SAMPSON COUNTY, North Carolina – Another tragedy is caused by COVID-19 pandemic – children have been orphaned after losing a parent or guardian to COVID-19.
What would you like to know
- An estimated 142,637 children under the age of 18 have lost a parent or secondary guardian as a result of the COVID-19 pandemic, according to the National Institutes of Health
- More than 11,500 children are currently in foster care in North Carolina as of September 2021, according to Management Assistance for Child Welfare, Work First and Food and Nutrition Services.
- The Pope’s Family adopted their grandnieces in July 2020
A child loses a parent or guardian for four deaths from COVID, according to the National Institutes of Health.
More than 140,000 children under the age of 18 lost a primary or secondary guardian from April 2020 to June 2021.
These staggering numbers sound the alarm bells about the importance of foster and adoptive parents. But for some children, this need has always been there.
Kathy and Arnold Pope adopted their two grandnieces in July 2020.
The parents of two grown sons, grandparents and great-grandparents, never thought of raising two young children in retirement.
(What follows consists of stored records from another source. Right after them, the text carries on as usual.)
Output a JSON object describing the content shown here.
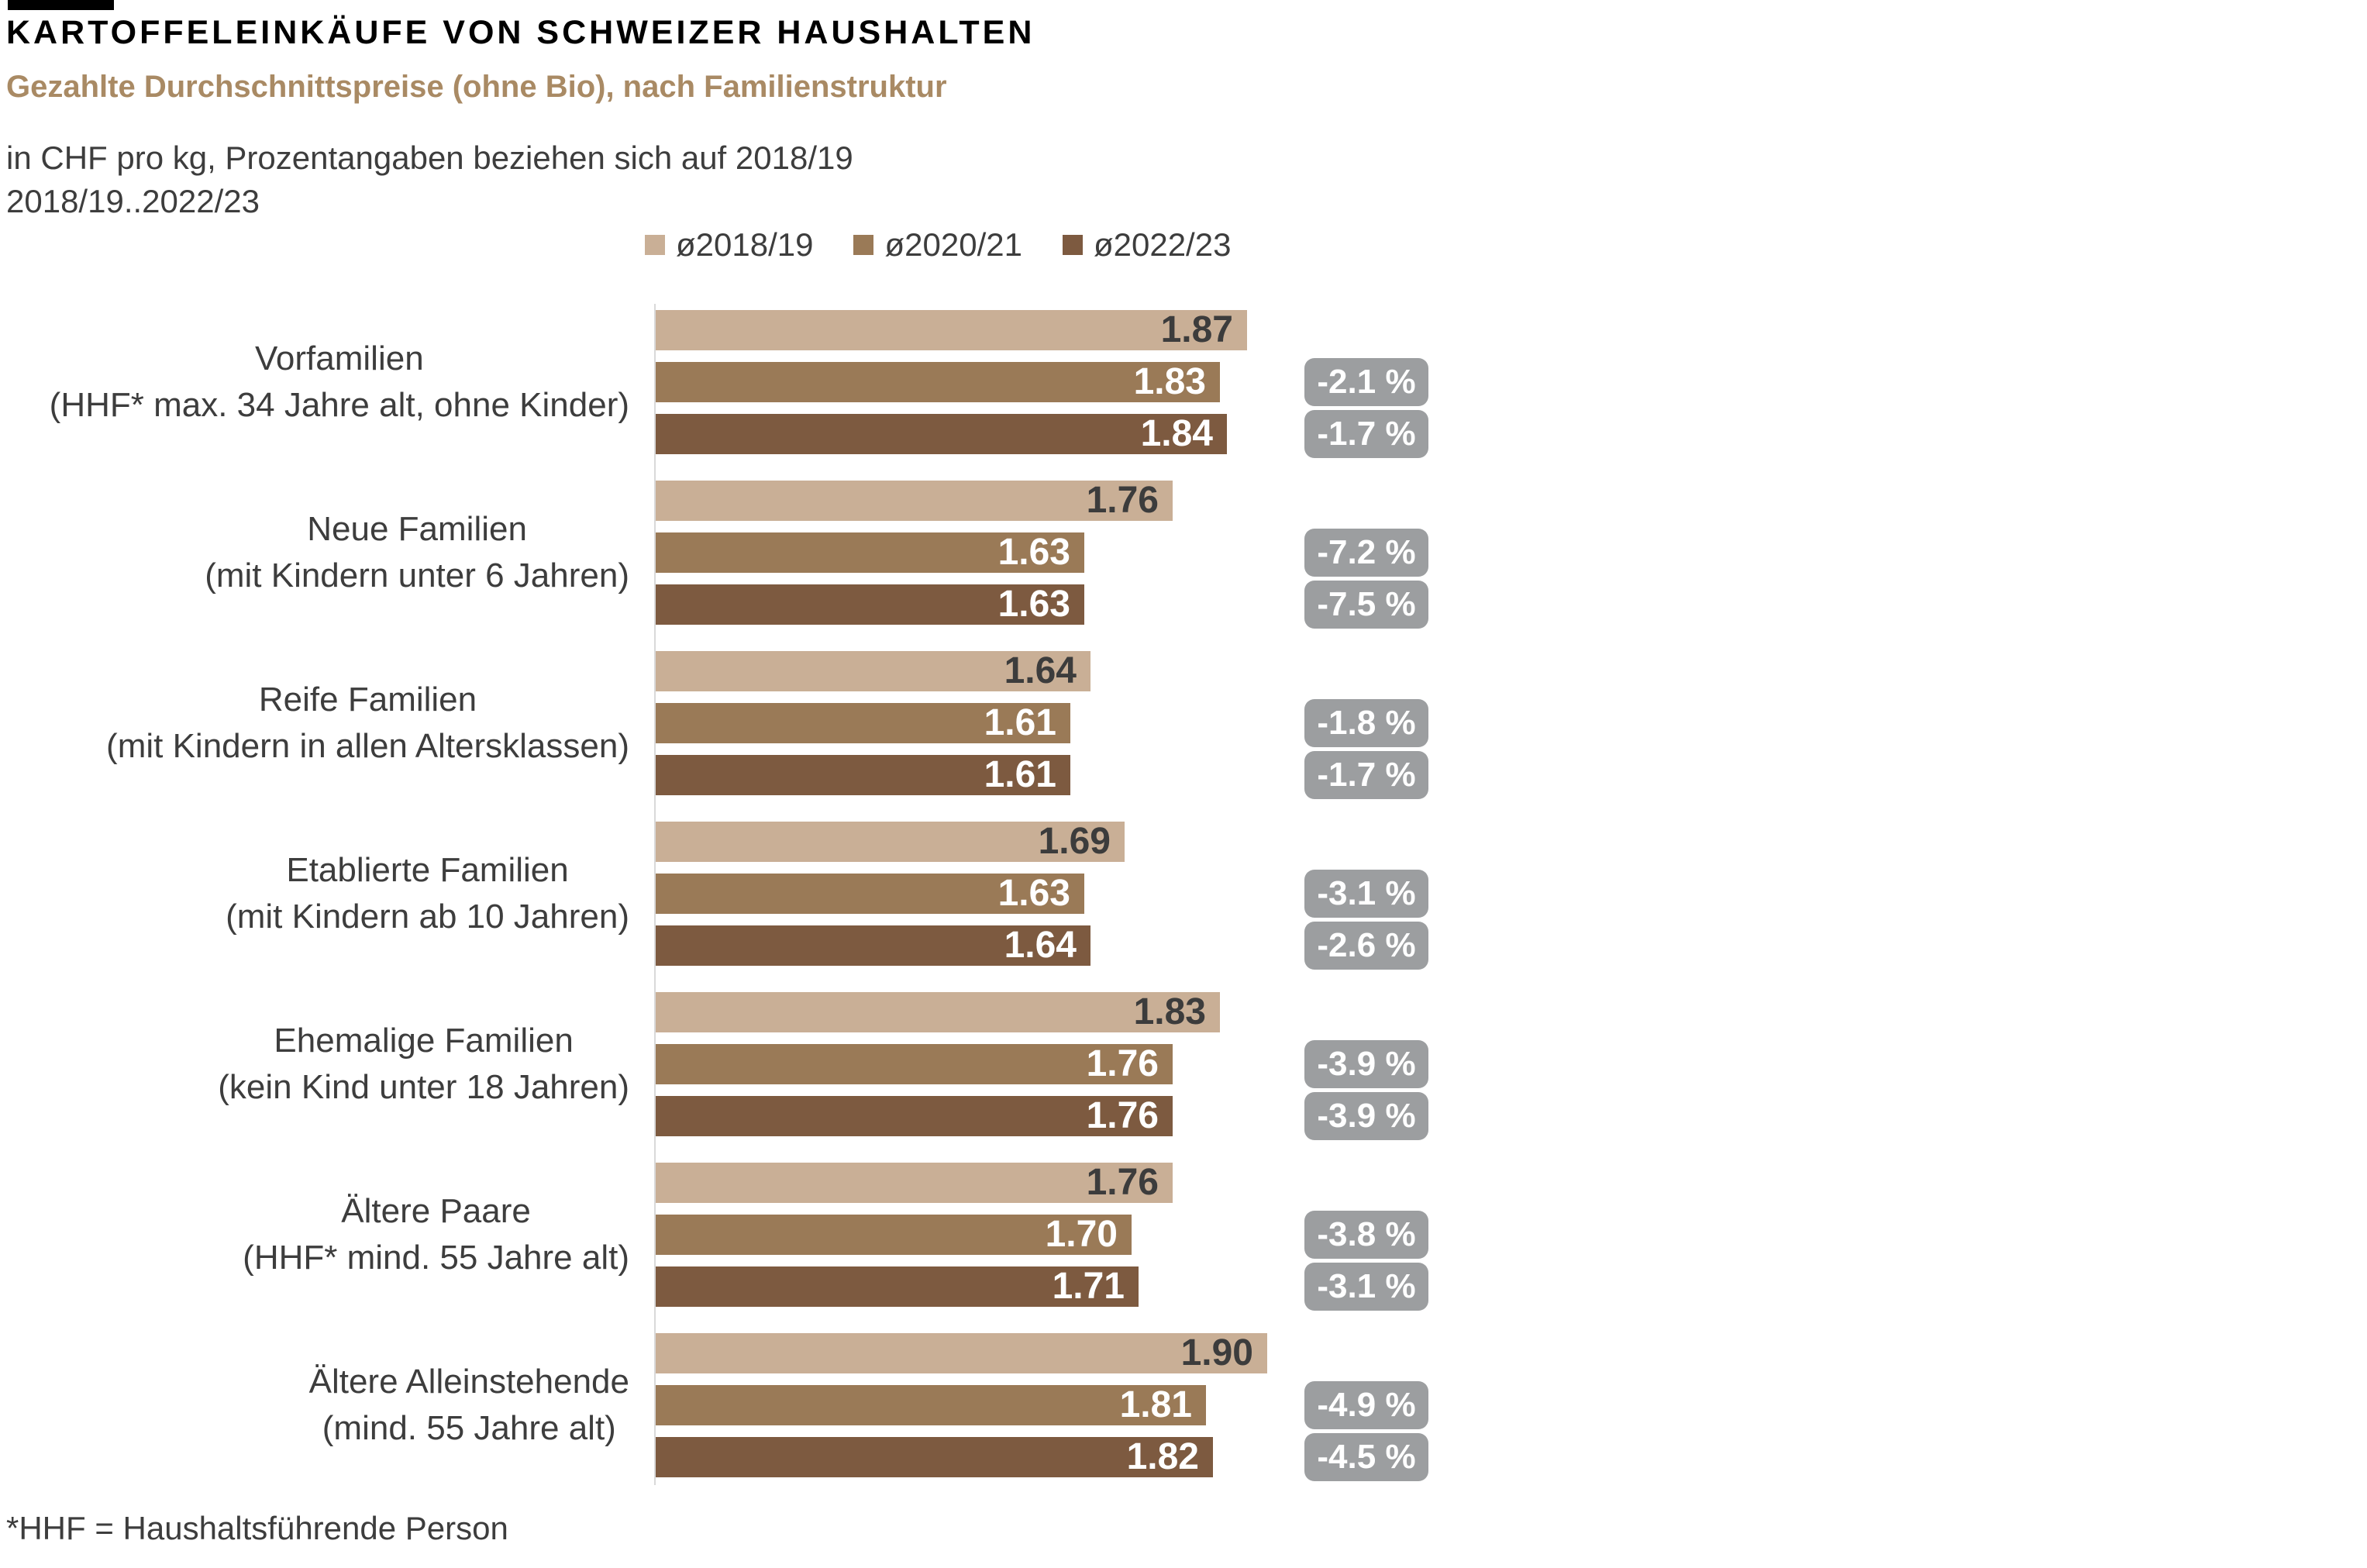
{
  "header": {
    "title": "KARTOFFELEINKÄUFE VON SCHWEIZER HAUSHALTEN",
    "subtitle": "Gezahlte Durchschnittspreise (ohne Bio), nach Familienstruktur",
    "unit_note": "in CHF pro kg, Prozentangaben beziehen sich auf 2018/19",
    "range_note": "2018/19..2022/23"
  },
  "footer": {
    "footnote": "*HHF = Haushaltsführende Person"
  },
  "colors": {
    "series1": "#C9AF96",
    "series2": "#9A7A57",
    "series3": "#7D5A40",
    "badge": "#9C9EA0",
    "subtitle": "#A98A64",
    "text": "#3D3D3D"
  },
  "chart_data": {
    "type": "bar",
    "orientation": "horizontal",
    "title": "Kartoffeleinkäufe von Schweizer Haushalten – Gezahlte Durchschnittspreise (ohne Bio), nach Familienstruktur",
    "unit": "CHF pro kg",
    "xlim": [
      1.0,
      2.0
    ],
    "grid": false,
    "legend_position": "top",
    "series_names": [
      "ø2018/19",
      "ø2020/21",
      "ø2022/23"
    ],
    "groups": [
      {
        "label": "Vorfamilien",
        "sublabel": "(HHF* max. 34 Jahre alt, ohne Kinder)",
        "values": [
          1.87,
          1.83,
          1.84
        ],
        "changes": [
          "-2.1 %",
          "-1.7 %"
        ]
      },
      {
        "label": "Neue Familien",
        "sublabel": "(mit Kindern unter 6 Jahren)",
        "values": [
          1.76,
          1.63,
          1.63
        ],
        "changes": [
          "-7.2 %",
          "-7.5 %"
        ]
      },
      {
        "label": "Reife Familien",
        "sublabel": "(mit Kindern in allen Altersklassen)",
        "values": [
          1.64,
          1.61,
          1.61
        ],
        "changes": [
          "-1.8 %",
          "-1.7 %"
        ]
      },
      {
        "label": "Etablierte Familien",
        "sublabel": "(mit Kindern ab 10 Jahren)",
        "values": [
          1.69,
          1.63,
          1.64
        ],
        "changes": [
          "-3.1 %",
          "-2.6 %"
        ]
      },
      {
        "label": "Ehemalige Familien",
        "sublabel": "(kein Kind unter 18 Jahren)",
        "values": [
          1.83,
          1.76,
          1.76
        ],
        "changes": [
          "-3.9 %",
          "-3.9 %"
        ]
      },
      {
        "label": "Ältere Paare",
        "sublabel": "(HHF* mind. 55 Jahre alt)",
        "values": [
          1.76,
          1.7,
          1.71
        ],
        "changes": [
          "-3.8 %",
          "-3.1 %"
        ]
      },
      {
        "label": "Ältere Alleinstehende",
        "sublabel": "(mind. 55 Jahre alt)",
        "values": [
          1.9,
          1.81,
          1.82
        ],
        "changes": [
          "-4.9 %",
          "-4.5 %"
        ]
      }
    ]
  }
}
But when their great-nieces were in need, they said there was absolutely no other option.
“I never dreamed in a million years that we would have young children who had to depend on us, it was different but it wasn’t that hard,” said Kathy Pope.
Kailyn Pope, 14, and Aubrey Pope, 8, moved in with their great aunt and uncle in 2018. At that time, the sisters were in foster care. According to Kathy Pope, the girl’s father has recently passed away and their mother is suffering from drug addiction.
âWhen we found out they were homeless, we would send them food, help them stay in a hotel and everything. and when they went into foster care, we started taking foster care courses so that we could get foster care with them, âsaid Kathy Pope.
Since welcoming the girls, Kathy Pope says their whole family has played an important role in their education.
âThey all live within walking distance. We all work together and help each other,â said Kathy Pope.
The Pope said the adoption process through the County Durham Department of Social Services has been a positive experience.
âIt was a lot simpler. We had so much support and help. They handled it all,â said Kathy Pope. “There are a lot of grants, you always get support from them, talk to them, if you have any needs, they are always there, they have support groups for the kids, for the parents if you need them. . ”
Kathy Pope says foster classes provide guidance and teach prospective adoptive parents how to make children in the foster care system feel pampered and cared for.
“If someone feels in their heart that they want to take care of children, make the placement, put them in your house, because every child deserves to be loved, deserves to be protected and deserves to feel safe, âsaid Kathy Pope.